As a social experiment, the Minnesota Organization on Fetal Alcohol made one of their operatives appear to be pregnant. Then they sent her to the state fair and had her
stand around in full view drinking beer. They wanted to see if anyone would say something to her about how she shouldn't drink alcohol while pregnant. They even had the woman approach strangers with her beer in hand and ask them to take photos of her drinking.
The result: No one said anything negative to her. In fact, a few people congratulated her for drinking while pregnant.
They concluded that the "Minnesota Nice" thing may have undermined their experiment.
Or perhaps the woman should have stood around doing vodka shots. That might have produced more of a reaction. Though this is the third time they've run the experiment (once at last year's state fair and once in a downtown bar), and the other times they did get a few negative remarks.
However, from the perspective of social psychology, I'd say that the non-response is most likely a manifestation of the
Unresponsive Bystander Effect. In situations involving large crowds, people are very reluctant to step forward and offer help (or criticism). There's the natural tendency to assume that it's someone else's responsibility. The non-response also becomes self-perpetuating. People take their cues from those around them. So if no one reacts to a situation, everyone assumes it's because there's no problem.
Comments
Perhaps they should have had her actually holding an obvious beer can or bottle to her lips instead of a glass filled with what could have been soda pop, koolaid of other yellow fluid. In this case she didn't appear to be slurring her words on the video which would support the idea that she was only drinking a soft drink.
A pregnant woman is also laden with odd female hormonal flushing adding alcohol could also be a dangerous combination to approach too. Also in this case she was accompanied only by another female (where's the father? might cross a stranger's mind) suggesting a volatile person.
People have learned to be more tolerant in public unless they see a 'clear and present danger' happening. For most of those at the fair this was to be a day of forgetting problems, not inviting another since even a pregnant woman is capable of attack, or throwing the drink in someone's face. Approaching her could easily equate to provocation.
I have been in a position where strangers and aquaintances have made moral judgements on actions I have taken and I'll tell you what - it pissed me off. What I do in my personal life is none of their concern.

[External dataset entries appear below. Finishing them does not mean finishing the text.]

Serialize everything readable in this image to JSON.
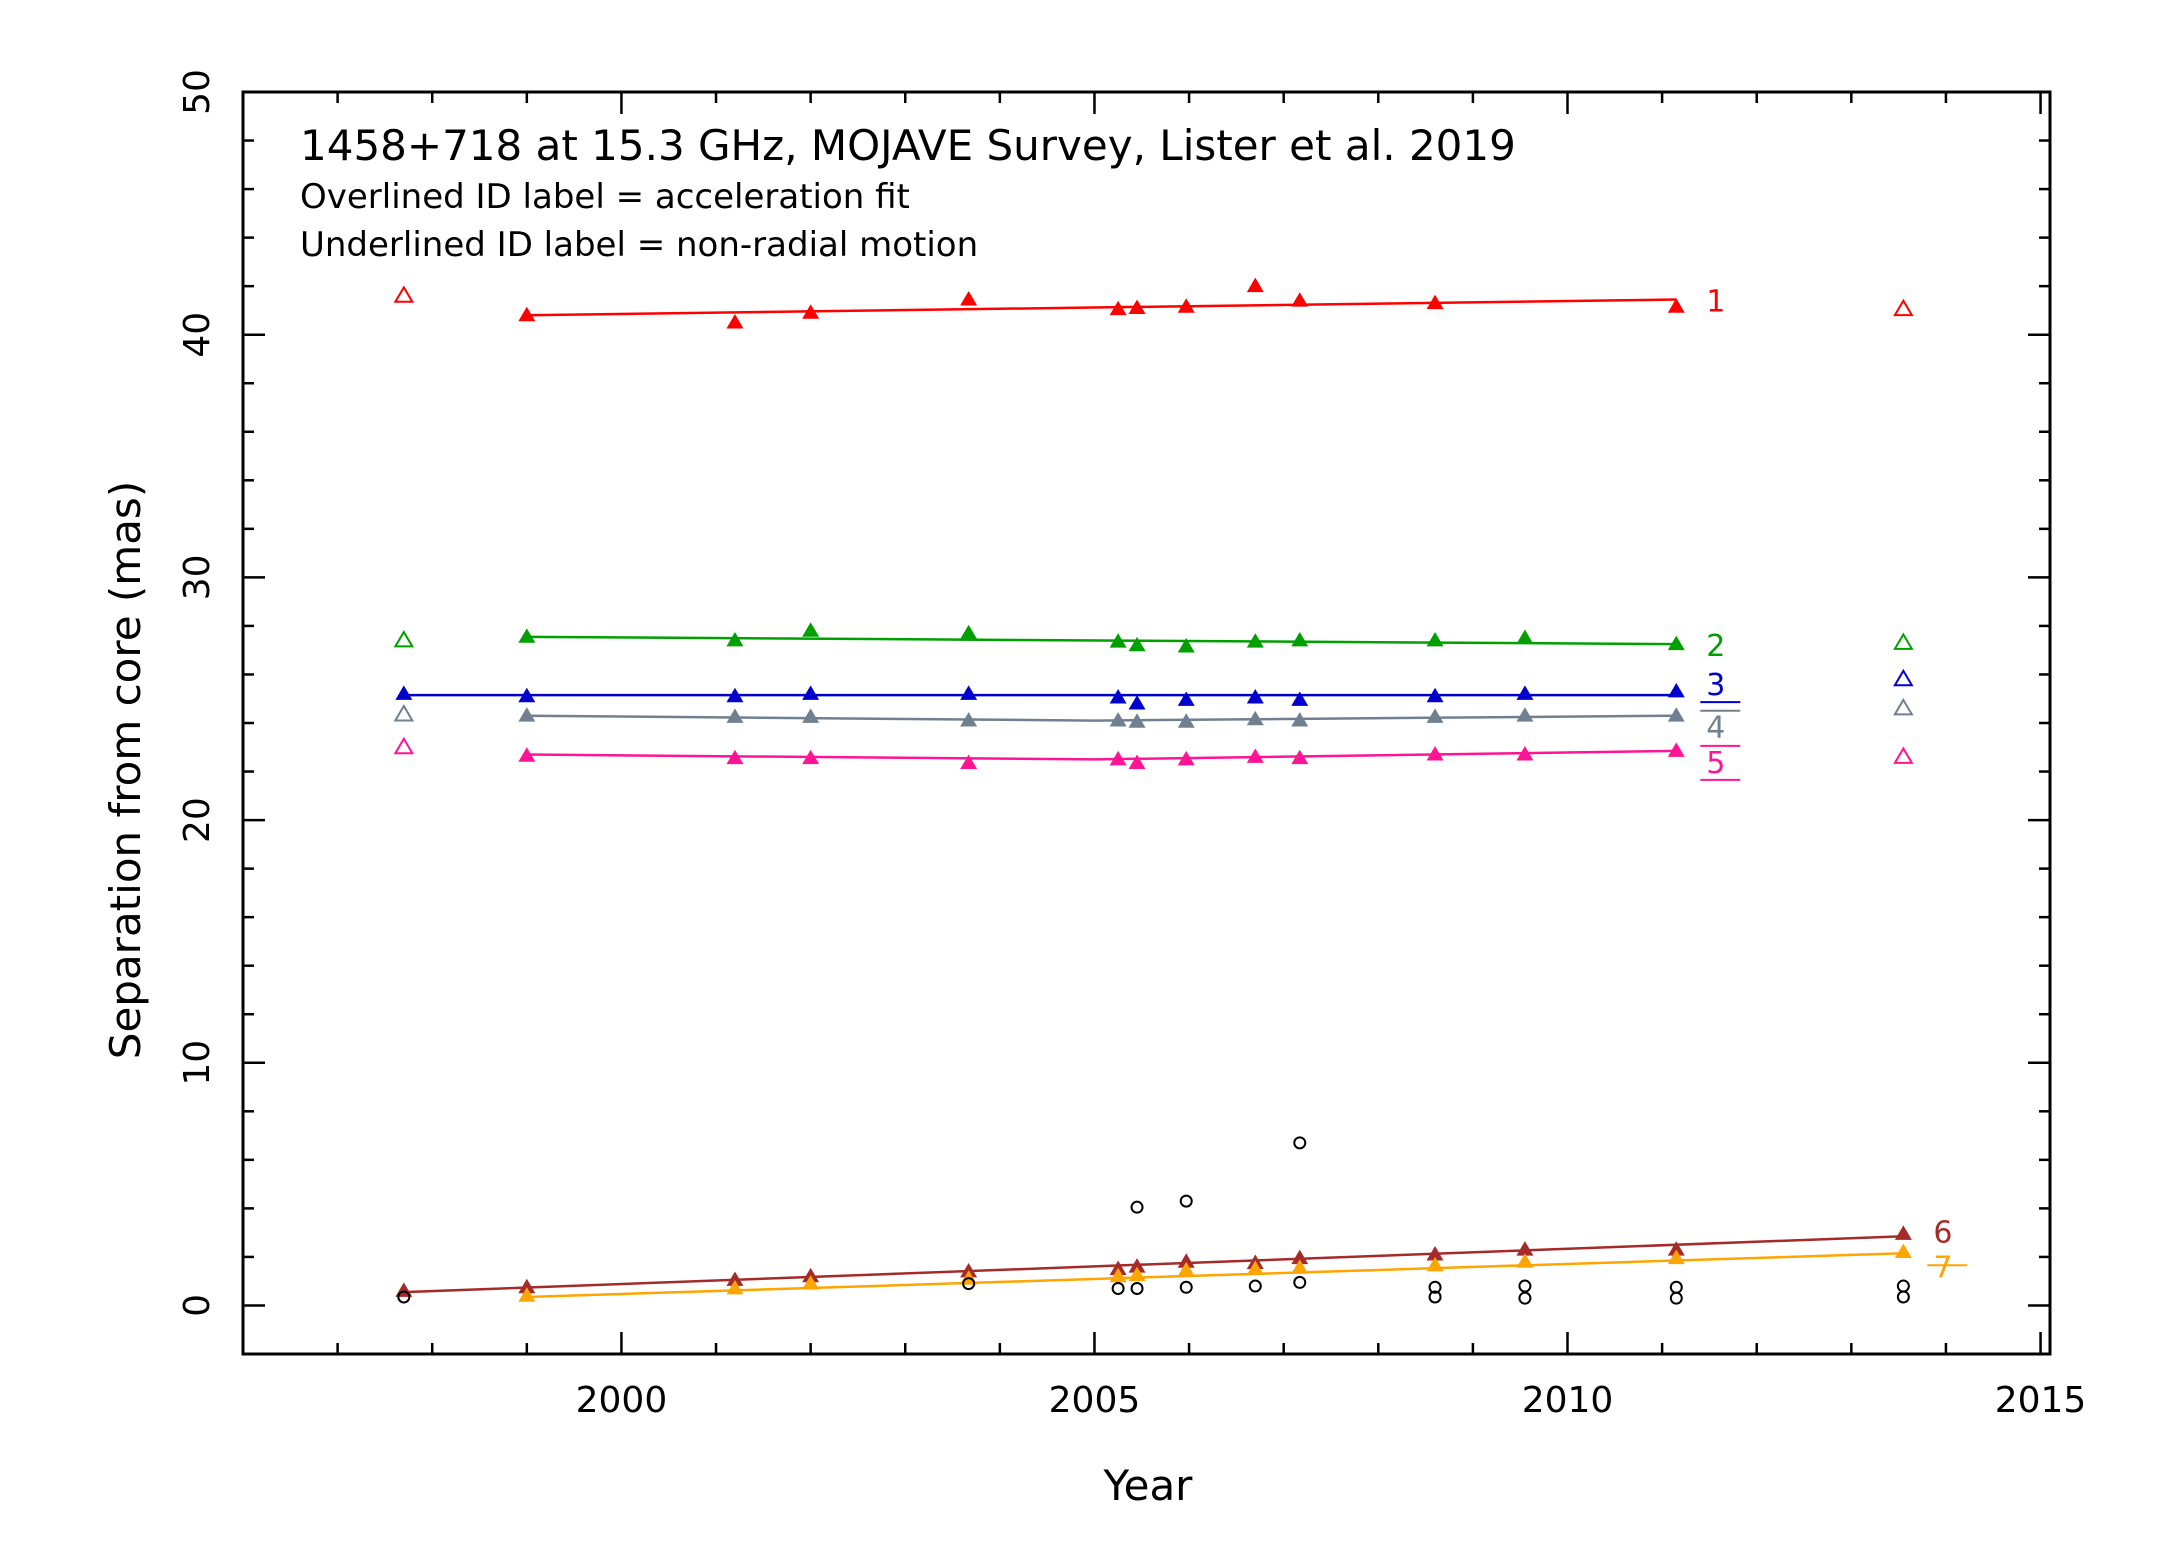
{
  "chart_data": {
    "type": "scatter",
    "title": "1458+718 at 15.3 GHz, MOJAVE Survey, Lister et al. 2019",
    "subtitle_lines": [
      "Overlined ID label = acceleration fit",
      "Underlined ID label = non-radial motion"
    ],
    "xlabel": "Year",
    "ylabel": "Separation from core (mas)",
    "xlim": [
      1996.0,
      2015.1
    ],
    "ylim": [
      -2.0,
      50.0
    ],
    "x_ticks": [
      2000,
      2005,
      2010,
      2015
    ],
    "y_ticks": [
      0,
      10,
      20,
      30,
      40,
      50
    ],
    "x_ticks_minor_step": 1,
    "y_ticks_minor_step": 2,
    "grid": false,
    "series": [
      {
        "name": "1",
        "color": "#ff0000",
        "label_mark": "none",
        "fit": [
          [
            1999.0,
            40.8
          ],
          [
            2011.15,
            41.45
          ]
        ],
        "points": [
          [
            1999.0,
            40.8
          ],
          [
            2001.2,
            40.5
          ],
          [
            2002.0,
            40.9
          ],
          [
            2003.67,
            41.45
          ],
          [
            2005.25,
            41.05
          ],
          [
            2005.45,
            41.1
          ],
          [
            2005.97,
            41.15
          ],
          [
            2006.7,
            42.0
          ],
          [
            2007.17,
            41.4
          ],
          [
            2008.6,
            41.3
          ],
          [
            2011.15,
            41.15
          ]
        ],
        "open_points": [
          [
            1997.7,
            41.6
          ],
          [
            2013.55,
            41.05
          ]
        ]
      },
      {
        "name": "2",
        "color": "#00a000",
        "label_mark": "none",
        "fit": [
          [
            1999.0,
            27.55
          ],
          [
            2011.15,
            27.25
          ]
        ],
        "points": [
          [
            1999.0,
            27.55
          ],
          [
            2001.2,
            27.4
          ],
          [
            2002.0,
            27.8
          ],
          [
            2003.67,
            27.7
          ],
          [
            2005.25,
            27.35
          ],
          [
            2005.45,
            27.2
          ],
          [
            2005.97,
            27.15
          ],
          [
            2006.7,
            27.35
          ],
          [
            2007.17,
            27.4
          ],
          [
            2008.6,
            27.4
          ],
          [
            2009.55,
            27.5
          ],
          [
            2011.15,
            27.25
          ]
        ],
        "open_points": [
          [
            1997.7,
            27.4
          ],
          [
            2013.55,
            27.3
          ]
        ]
      },
      {
        "name": "3",
        "color": "#0000cc",
        "label_mark": "underline",
        "fit": [
          [
            1997.7,
            25.15
          ],
          [
            2011.15,
            25.15
          ]
        ],
        "points": [
          [
            1997.7,
            25.2
          ],
          [
            1999.0,
            25.1
          ],
          [
            2001.2,
            25.1
          ],
          [
            2002.0,
            25.2
          ],
          [
            2003.67,
            25.2
          ],
          [
            2005.25,
            25.05
          ],
          [
            2005.45,
            24.8
          ],
          [
            2005.97,
            24.95
          ],
          [
            2006.7,
            25.05
          ],
          [
            2007.17,
            24.95
          ],
          [
            2008.6,
            25.1
          ],
          [
            2009.55,
            25.2
          ],
          [
            2011.15,
            25.3
          ]
        ],
        "open_points": [
          [
            2013.55,
            25.8
          ]
        ]
      },
      {
        "name": "4",
        "color": "#708090",
        "label_mark": "overline",
        "fit": [
          [
            1999.0,
            24.3
          ],
          [
            2005.0,
            24.1
          ],
          [
            2011.15,
            24.3
          ]
        ],
        "points": [
          [
            1999.0,
            24.3
          ],
          [
            2001.2,
            24.25
          ],
          [
            2002.0,
            24.25
          ],
          [
            2003.67,
            24.1
          ],
          [
            2005.25,
            24.1
          ],
          [
            2005.45,
            24.05
          ],
          [
            2005.97,
            24.05
          ],
          [
            2006.7,
            24.15
          ],
          [
            2007.17,
            24.1
          ],
          [
            2008.6,
            24.25
          ],
          [
            2009.55,
            24.3
          ],
          [
            2011.15,
            24.3
          ]
        ],
        "open_points": [
          [
            1997.7,
            24.35
          ],
          [
            2013.55,
            24.6
          ]
        ]
      },
      {
        "name": "5",
        "color": "#ff1493",
        "label_mark": "both",
        "fit": [
          [
            1999.0,
            22.7
          ],
          [
            2005.0,
            22.5
          ],
          [
            2011.15,
            22.85
          ]
        ],
        "points": [
          [
            1999.0,
            22.65
          ],
          [
            2001.2,
            22.55
          ],
          [
            2002.0,
            22.55
          ],
          [
            2003.67,
            22.35
          ],
          [
            2005.25,
            22.5
          ],
          [
            2005.45,
            22.35
          ],
          [
            2005.97,
            22.5
          ],
          [
            2006.7,
            22.6
          ],
          [
            2007.17,
            22.55
          ],
          [
            2008.6,
            22.7
          ],
          [
            2009.55,
            22.7
          ],
          [
            2011.15,
            22.85
          ]
        ],
        "open_points": [
          [
            1997.7,
            23.0
          ],
          [
            2013.55,
            22.6
          ]
        ]
      },
      {
        "name": "6",
        "color": "#a52a2a",
        "label_mark": "none",
        "fit": [
          [
            1997.7,
            0.55
          ],
          [
            2013.55,
            2.85
          ]
        ],
        "points": [
          [
            1997.7,
            0.6
          ],
          [
            1999.0,
            0.75
          ],
          [
            2001.2,
            1.05
          ],
          [
            2002.0,
            1.2
          ],
          [
            2003.67,
            1.4
          ],
          [
            2005.25,
            1.5
          ],
          [
            2005.45,
            1.6
          ],
          [
            2005.97,
            1.8
          ],
          [
            2006.7,
            1.75
          ],
          [
            2007.17,
            1.95
          ],
          [
            2008.6,
            2.1
          ],
          [
            2009.55,
            2.3
          ],
          [
            2011.15,
            2.3
          ],
          [
            2013.55,
            2.95
          ]
        ],
        "open_points": []
      },
      {
        "name": "7",
        "color": "#ffa500",
        "label_mark": "strike",
        "fit": [
          [
            1999.0,
            0.35
          ],
          [
            2013.55,
            2.15
          ]
        ],
        "points": [
          [
            1999.0,
            0.4
          ],
          [
            2001.2,
            0.7
          ],
          [
            2002.0,
            0.9
          ],
          [
            2003.67,
            1.1
          ],
          [
            2005.25,
            1.2
          ],
          [
            2005.45,
            1.25
          ],
          [
            2005.97,
            1.45
          ],
          [
            2006.7,
            1.5
          ],
          [
            2007.17,
            1.55
          ],
          [
            2008.6,
            1.65
          ],
          [
            2009.55,
            1.8
          ],
          [
            2011.15,
            1.95
          ],
          [
            2013.55,
            2.2
          ]
        ],
        "open_points": []
      }
    ],
    "other_components": {
      "color": "#000000",
      "marker": "open-circle",
      "points": [
        [
          1997.7,
          0.35
        ],
        [
          2003.67,
          0.9
        ],
        [
          2005.25,
          0.7
        ],
        [
          2005.45,
          0.7
        ],
        [
          2005.45,
          4.05
        ],
        [
          2005.97,
          0.75
        ],
        [
          2005.97,
          4.3
        ],
        [
          2006.7,
          0.8
        ],
        [
          2007.17,
          0.95
        ],
        [
          2007.17,
          6.7
        ],
        [
          2008.6,
          0.35
        ],
        [
          2008.6,
          0.75
        ],
        [
          2009.55,
          0.3
        ],
        [
          2009.55,
          0.8
        ],
        [
          2011.15,
          0.3
        ],
        [
          2011.15,
          0.75
        ],
        [
          2013.55,
          0.35
        ],
        [
          2013.55,
          0.8
        ]
      ]
    }
  }
}
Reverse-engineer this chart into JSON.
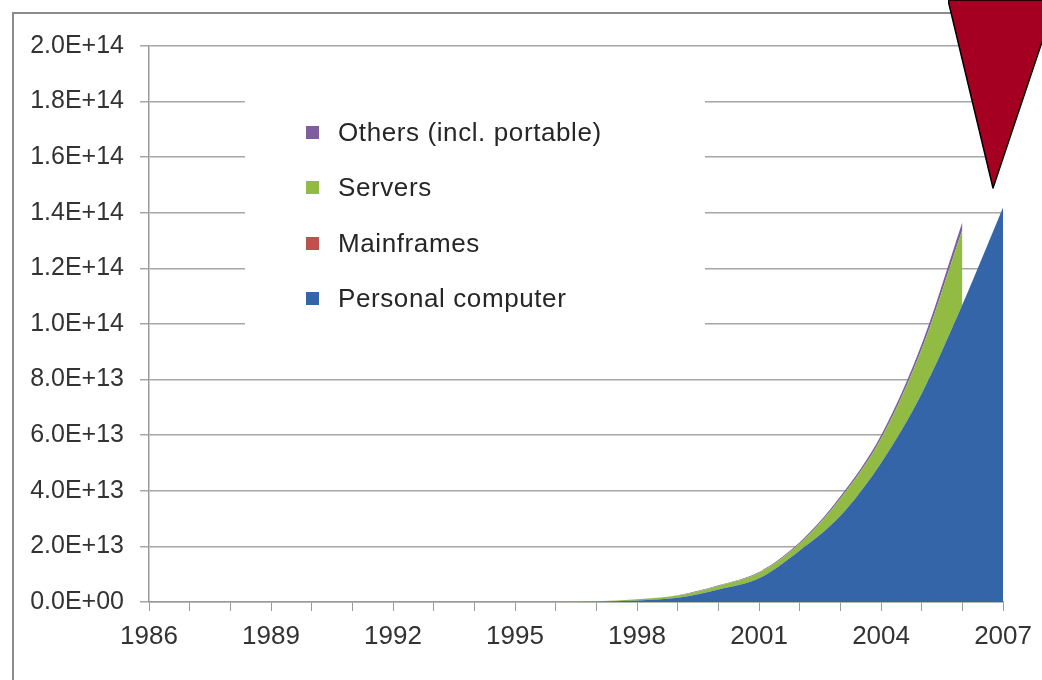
{
  "chart_data": {
    "type": "area",
    "stacked": true,
    "categories": [
      "1986",
      null,
      null,
      "1989",
      null,
      null,
      "1992",
      null,
      null,
      "1995",
      null,
      null,
      "1998",
      null,
      null,
      "2001",
      null,
      null,
      "2004",
      null,
      null,
      "2007"
    ],
    "series": [
      {
        "name": "Personal computer",
        "color": "#3465a9",
        "values": [
          0,
          0,
          0,
          0,
          0,
          0,
          0,
          0,
          0,
          0,
          0,
          100000000000.0,
          500000000000.0,
          1500000000000.0,
          4500000000000.0,
          8500000000000.0,
          18500000000000.0,
          31000000000000.0,
          50000000000000.0,
          75000000000000.0,
          107000000000000.0,
          142000000000000.0
        ]
      },
      {
        "name": "Mainframes",
        "color": "#c0504d",
        "values": [
          null,
          null,
          null,
          null,
          null,
          null,
          null,
          null,
          null,
          null,
          null,
          null,
          null,
          null,
          null,
          null,
          null,
          null,
          null,
          null,
          null,
          null
        ]
      },
      {
        "name": "Servers",
        "color": "#92bb44",
        "values": [
          0,
          0,
          0,
          0,
          0,
          0,
          0,
          0,
          0,
          0,
          0,
          200000000000.0,
          500000000000.0,
          800000000000.0,
          1300000000000.0,
          2000000000000.0,
          2500000000000.0,
          6200000000000.0,
          8800000000000.0,
          16000000000000.0,
          27000000000000.0,
          null
        ]
      },
      {
        "name": "Others (incl. portable)",
        "color": "#7d5fa0",
        "values": [
          0,
          0,
          0,
          0,
          0,
          0,
          0,
          0,
          0,
          0,
          0,
          0,
          0,
          100000000000.0,
          200000000000.0,
          300000000000.0,
          500000000000.0,
          800000000000.0,
          1200000000000.0,
          1800000000000.0,
          2700000000000.0,
          null
        ]
      }
    ],
    "ylim": [
      0,
      200000000000000.0
    ],
    "yticks": [
      {
        "value": 0,
        "label": "0.0E+00"
      },
      {
        "value": 20000000000000.0,
        "label": "2.0E+13"
      },
      {
        "value": 40000000000000.0,
        "label": "4.0E+13"
      },
      {
        "value": 60000000000000.0,
        "label": "6.0E+13"
      },
      {
        "value": 80000000000000.0,
        "label": "8.0E+13"
      },
      {
        "value": 100000000000000.0,
        "label": "1.0E+14"
      },
      {
        "value": 120000000000000.0,
        "label": "1.2E+14"
      },
      {
        "value": 140000000000000.0,
        "label": "1.4E+14"
      },
      {
        "value": 160000000000000.0,
        "label": "1.6E+14"
      },
      {
        "value": 180000000000000.0,
        "label": "1.8E+14"
      },
      {
        "value": 200000000000000.0,
        "label": "2.0E+14"
      }
    ],
    "grid": "y",
    "legend": "top left"
  }
}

As rule 1.1 points out, just because a woman looks pregnant, doesn't mean she is. As Huli pointed out, it wasn't even 100% clear what the woman was drinking. She wasn't doing something illegal, she wasn't beating a kid black and blue. As morally reprehensible that I find drinking while pregnant to be, I don't think it's up to me to be the one to confront a complete stranger about it. I'd rather leave that up to her doctor or her family.
IF you were sure she was drinking alcohol
IF you were sure she was pregnant
IF you were sure that an unsolicited opinion would be taken graciously.